Review on the Energy Storage Technologies with the Focus on Multi-Energy Systems

Autores
Vahid-Ghavidel M.; Javadi S.; Gough M.; Javadi M.S.; Santos S.F.; Shafie-Khah M.; Catalão J.P.S.;

Publicação
Technologies for Integrated Energy Systems and Networks

Abstract
Energy storage is an important element of an energy system. In the power system, energy storage can be defined as a component that can be employed to generate a form of energy or utilize previously stored energy at different locations or times when it is required.
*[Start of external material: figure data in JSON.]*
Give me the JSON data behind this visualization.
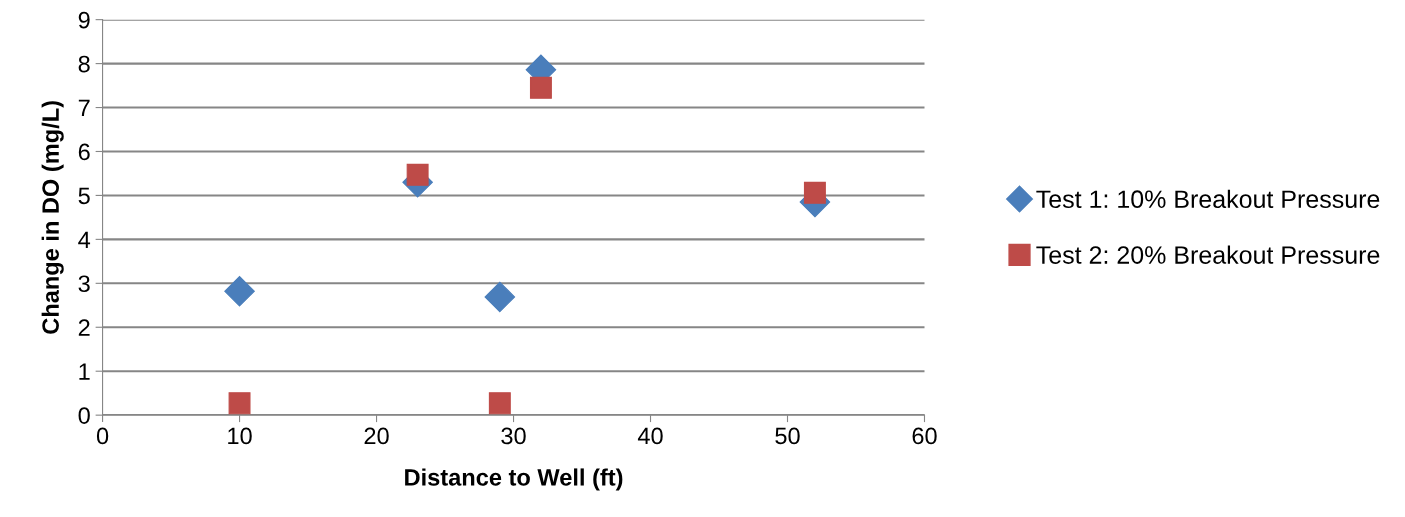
{
  "chart_data": {
    "type": "scatter",
    "xlabel": "Distance to Well (ft)",
    "ylabel": "Change in DO (mg/L)",
    "xlim": [
      0,
      60
    ],
    "xticks": [
      0,
      10,
      20,
      30,
      40,
      50,
      60
    ],
    "ylim": [
      0,
      9
    ],
    "yticks": [
      0,
      1,
      2,
      3,
      4,
      5,
      6,
      7,
      8,
      9
    ],
    "grid": "y",
    "legend": "right",
    "series": [
      {
        "name": "Test 1: 10% Breakout Pressure",
        "color": "#4a7ebb",
        "marker": "diamond",
        "x": [
          10,
          23,
          29,
          32,
          52
        ],
        "values": [
          2.82,
          5.3,
          2.69,
          7.86,
          4.85
        ]
      },
      {
        "name": "Test 2: 20% Breakout Pressure",
        "color": "#be4b48",
        "marker": "square",
        "x": [
          10,
          23,
          29,
          32,
          52
        ],
        "values": [
          0.27,
          5.47,
          0.27,
          7.45,
          5.06
        ]
      }
    ]
  }
}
Energy storage can enhance the stability of the grid, increase the reliability and efficiency of integrated systems that include renewable energy resources, and can also reduce emissions. A diverse set of storage technologies are currently utilized for the energy storage systems (ESSs) in a varied set of projects. This chapter provides information about the current ESS projects around the world and emphasizes the leading countries that are developing the applications of ESSs. The main categories of ESSs are explained in this chapter as follows: electrochemical, electromechanical, electromagnetic, and thermal storage. Moreover, the energy storage technologies are utilized in power grids for various reasons such as electricity supply capacity, electric energy time-shifting, on-site power, electric supply reserve capacity, frequency regulation, voltage support, and electricity bill management. Additionally, by integrating the various energy forms and developing the concept of multi-energy systems, ESSs become a fundamental component for the efficient operation of multi-energy systems. The main role of ESSs in multi-energy systems is to compensate for the fluctuations in power output from renewable energy resources. Moreover, the performance of the multi-energy system increases when it got integrated with an ESS. In this chapter, the applied ESS technologies in the context of the multi-energy systems are presented and explained.